It’s pretty much a given these days that if you’re an artist or an arts organization, you’re expected to have a web site. And so long as you have a web site, it’s good to know how many people are visiting. Many web hosts offer a basic tool for this type of measurement with their hosting plans, like Webalizer or Awstats.
But for a full, detailed analysis of website traffic, many people install Google Analytics and then wonder what to do with it.
On October 9, we welcomed Tomer Tishgarten and Asia Matos of Arke Systems to the FUSE Arts Center to speak on the subject of how artists can use Google Analytics. Tomer and Asia offered a wealth of practical knowledge on some of the many insights Google Analytics can offer.
Those who attended our previous TechsmARTs session with John Saddington may remember his big advice about publishing a blog: hit the publish button. Publish regularly. What you get out of that: more readership and more opportunities. But once you’re at the point of publishing and you have Google Analytics set up, what then?
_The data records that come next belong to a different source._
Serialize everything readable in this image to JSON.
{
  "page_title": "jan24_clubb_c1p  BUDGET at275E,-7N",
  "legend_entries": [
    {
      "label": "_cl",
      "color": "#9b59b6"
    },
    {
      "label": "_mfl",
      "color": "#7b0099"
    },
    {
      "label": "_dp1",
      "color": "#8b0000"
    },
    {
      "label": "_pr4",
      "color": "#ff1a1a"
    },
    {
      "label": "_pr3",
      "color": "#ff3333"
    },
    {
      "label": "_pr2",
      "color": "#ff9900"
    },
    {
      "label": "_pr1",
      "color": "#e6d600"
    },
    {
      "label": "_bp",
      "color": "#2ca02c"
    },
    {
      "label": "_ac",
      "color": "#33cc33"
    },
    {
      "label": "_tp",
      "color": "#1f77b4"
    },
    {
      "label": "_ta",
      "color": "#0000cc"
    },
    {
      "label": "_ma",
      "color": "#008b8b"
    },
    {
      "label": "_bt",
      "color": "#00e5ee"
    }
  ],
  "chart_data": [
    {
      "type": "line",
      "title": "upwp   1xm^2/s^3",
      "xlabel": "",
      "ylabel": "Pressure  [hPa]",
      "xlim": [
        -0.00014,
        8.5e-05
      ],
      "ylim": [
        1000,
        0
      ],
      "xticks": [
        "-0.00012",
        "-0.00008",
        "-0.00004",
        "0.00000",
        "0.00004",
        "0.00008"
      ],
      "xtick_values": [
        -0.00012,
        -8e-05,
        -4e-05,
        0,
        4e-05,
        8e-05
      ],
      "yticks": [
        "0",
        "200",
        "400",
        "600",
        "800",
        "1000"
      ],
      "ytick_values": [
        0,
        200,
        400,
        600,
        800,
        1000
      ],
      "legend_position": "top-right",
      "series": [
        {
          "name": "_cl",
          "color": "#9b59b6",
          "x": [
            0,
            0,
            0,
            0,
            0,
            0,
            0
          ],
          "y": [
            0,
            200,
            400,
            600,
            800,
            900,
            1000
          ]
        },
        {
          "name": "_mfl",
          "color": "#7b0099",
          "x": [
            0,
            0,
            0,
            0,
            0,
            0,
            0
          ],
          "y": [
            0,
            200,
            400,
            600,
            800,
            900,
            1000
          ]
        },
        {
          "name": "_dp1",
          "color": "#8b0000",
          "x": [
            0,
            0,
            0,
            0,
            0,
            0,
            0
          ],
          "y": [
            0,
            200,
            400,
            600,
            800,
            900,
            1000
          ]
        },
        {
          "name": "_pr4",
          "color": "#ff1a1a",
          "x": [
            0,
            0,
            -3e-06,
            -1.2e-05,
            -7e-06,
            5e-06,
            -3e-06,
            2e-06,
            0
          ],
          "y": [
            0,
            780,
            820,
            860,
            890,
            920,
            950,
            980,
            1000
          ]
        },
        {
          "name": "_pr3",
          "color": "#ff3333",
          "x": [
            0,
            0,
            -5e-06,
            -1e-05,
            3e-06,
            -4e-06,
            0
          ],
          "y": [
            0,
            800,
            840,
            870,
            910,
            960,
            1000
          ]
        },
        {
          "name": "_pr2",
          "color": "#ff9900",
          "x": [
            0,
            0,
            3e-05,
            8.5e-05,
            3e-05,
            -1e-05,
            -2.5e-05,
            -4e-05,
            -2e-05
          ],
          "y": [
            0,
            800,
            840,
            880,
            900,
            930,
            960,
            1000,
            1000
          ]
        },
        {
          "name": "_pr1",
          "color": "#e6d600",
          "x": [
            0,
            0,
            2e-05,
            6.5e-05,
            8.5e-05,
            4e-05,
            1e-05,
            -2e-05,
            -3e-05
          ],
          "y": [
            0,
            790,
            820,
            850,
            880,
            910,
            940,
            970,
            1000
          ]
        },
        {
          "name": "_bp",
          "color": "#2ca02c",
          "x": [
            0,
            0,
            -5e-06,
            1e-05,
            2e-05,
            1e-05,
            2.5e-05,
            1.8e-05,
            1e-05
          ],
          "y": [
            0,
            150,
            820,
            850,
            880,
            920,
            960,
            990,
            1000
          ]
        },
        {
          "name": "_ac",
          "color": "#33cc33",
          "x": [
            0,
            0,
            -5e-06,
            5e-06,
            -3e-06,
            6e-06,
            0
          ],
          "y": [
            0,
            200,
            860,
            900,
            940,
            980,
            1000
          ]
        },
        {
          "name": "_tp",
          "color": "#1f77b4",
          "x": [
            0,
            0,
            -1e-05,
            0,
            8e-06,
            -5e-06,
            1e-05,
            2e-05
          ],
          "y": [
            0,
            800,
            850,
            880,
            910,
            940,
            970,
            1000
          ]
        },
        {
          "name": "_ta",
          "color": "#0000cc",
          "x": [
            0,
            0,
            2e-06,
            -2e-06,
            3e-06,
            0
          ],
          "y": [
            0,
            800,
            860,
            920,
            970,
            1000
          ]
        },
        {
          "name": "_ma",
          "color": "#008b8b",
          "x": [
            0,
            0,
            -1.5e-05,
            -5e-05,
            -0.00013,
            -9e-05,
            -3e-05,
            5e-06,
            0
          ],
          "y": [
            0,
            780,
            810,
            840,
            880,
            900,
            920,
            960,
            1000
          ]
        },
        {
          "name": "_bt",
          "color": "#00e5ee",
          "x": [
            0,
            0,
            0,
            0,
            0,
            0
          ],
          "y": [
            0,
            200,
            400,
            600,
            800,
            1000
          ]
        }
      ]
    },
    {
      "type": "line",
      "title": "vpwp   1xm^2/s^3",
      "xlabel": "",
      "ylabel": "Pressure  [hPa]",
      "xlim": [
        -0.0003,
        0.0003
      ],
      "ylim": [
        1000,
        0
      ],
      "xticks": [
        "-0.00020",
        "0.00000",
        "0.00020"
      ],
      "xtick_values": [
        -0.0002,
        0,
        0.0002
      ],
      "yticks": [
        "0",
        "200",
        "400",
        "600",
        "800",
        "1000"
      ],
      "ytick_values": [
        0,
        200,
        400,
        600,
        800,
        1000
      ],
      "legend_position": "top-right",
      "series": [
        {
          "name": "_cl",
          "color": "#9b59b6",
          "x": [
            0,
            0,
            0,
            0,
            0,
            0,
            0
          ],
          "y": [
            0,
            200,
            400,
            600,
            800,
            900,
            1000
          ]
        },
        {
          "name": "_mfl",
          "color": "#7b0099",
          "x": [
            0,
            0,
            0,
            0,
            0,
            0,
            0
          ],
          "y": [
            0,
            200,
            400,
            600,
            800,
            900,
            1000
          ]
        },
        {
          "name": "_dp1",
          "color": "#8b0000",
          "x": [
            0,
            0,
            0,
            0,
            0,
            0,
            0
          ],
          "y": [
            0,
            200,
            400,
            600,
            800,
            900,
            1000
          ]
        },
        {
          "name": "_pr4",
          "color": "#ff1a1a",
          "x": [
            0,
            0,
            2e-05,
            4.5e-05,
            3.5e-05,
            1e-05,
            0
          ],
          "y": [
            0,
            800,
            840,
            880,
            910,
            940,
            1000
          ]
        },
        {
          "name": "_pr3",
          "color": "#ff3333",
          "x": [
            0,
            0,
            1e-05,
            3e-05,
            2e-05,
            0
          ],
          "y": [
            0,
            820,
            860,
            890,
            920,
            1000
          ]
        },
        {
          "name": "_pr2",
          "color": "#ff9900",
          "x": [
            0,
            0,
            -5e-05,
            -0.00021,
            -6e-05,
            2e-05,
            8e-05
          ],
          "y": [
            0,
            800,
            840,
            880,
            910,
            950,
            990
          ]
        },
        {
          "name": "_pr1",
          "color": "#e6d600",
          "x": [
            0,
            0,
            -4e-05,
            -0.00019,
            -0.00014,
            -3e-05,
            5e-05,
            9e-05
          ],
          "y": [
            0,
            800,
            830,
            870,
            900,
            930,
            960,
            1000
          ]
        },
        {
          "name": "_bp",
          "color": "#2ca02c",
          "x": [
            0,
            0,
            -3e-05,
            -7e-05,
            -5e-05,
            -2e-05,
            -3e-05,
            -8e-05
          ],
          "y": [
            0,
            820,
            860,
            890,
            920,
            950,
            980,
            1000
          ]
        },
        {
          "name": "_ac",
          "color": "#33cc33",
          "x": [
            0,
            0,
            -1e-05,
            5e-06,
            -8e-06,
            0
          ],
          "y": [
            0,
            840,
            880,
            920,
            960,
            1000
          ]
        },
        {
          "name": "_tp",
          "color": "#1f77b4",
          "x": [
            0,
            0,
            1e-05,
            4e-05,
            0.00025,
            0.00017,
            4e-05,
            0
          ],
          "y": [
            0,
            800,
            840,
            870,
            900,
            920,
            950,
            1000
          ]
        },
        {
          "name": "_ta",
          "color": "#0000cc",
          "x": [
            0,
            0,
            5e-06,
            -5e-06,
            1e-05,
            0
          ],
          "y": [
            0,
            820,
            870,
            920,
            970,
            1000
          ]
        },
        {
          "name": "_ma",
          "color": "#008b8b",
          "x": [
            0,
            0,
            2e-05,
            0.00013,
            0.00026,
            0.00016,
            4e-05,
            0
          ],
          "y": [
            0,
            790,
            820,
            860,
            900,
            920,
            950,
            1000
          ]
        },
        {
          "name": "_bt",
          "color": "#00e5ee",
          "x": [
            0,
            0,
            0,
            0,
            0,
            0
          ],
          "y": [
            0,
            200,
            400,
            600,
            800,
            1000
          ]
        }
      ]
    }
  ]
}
What wisdom can you gain?
Asia and Tomer’s presentation focused on ten things that artists need to know about Google Analytics. You may think of Analytics as a tool you can use to see how much traffic you are getting to your site, but there is much more to it than that. It’s a powerful tool that helps you understand how people use your site, which may not be how you think (or want) people to use your site…
… Or who is using your site. For example, you may begin a campaign to increase traffic to your site, but realize that the new traffic you generate all comes from other states. If your work is focused here in Atlanta, a positive result is not necessarily a good result.
You may get a fair amount of your traffic through social media sites. But how much do you get from each site, and how long does an average visit to your site last? Thanks to Analytics, we were able to find out that while we typically get more visitors through Facebook, the visitors who come to us through Twitter tend to stay longer.
In the end, Google Analytics is a great
rabbit hole treasure trove of information related to the traffic that comes through your website. In addition to viewing Tomer and Asia’s presentation, you can also learn more through Google’s Analytics Academy and the Google Analytics Channel on YouTube.
Joe’s tip: Whatever you decide to do, always remember not to get overwhelmed by what you see, or by the possibilities of what Google Analytics can offer to you. Your first task would be to install Analytics on your site. If you use WordPress, you will likely have many options for installing — none of them are the “best” or the “wrong” option — but it’s always good to start simple. Focus on one thing at a time, experiment, and go to town learning new things about how the people who visit your website use it.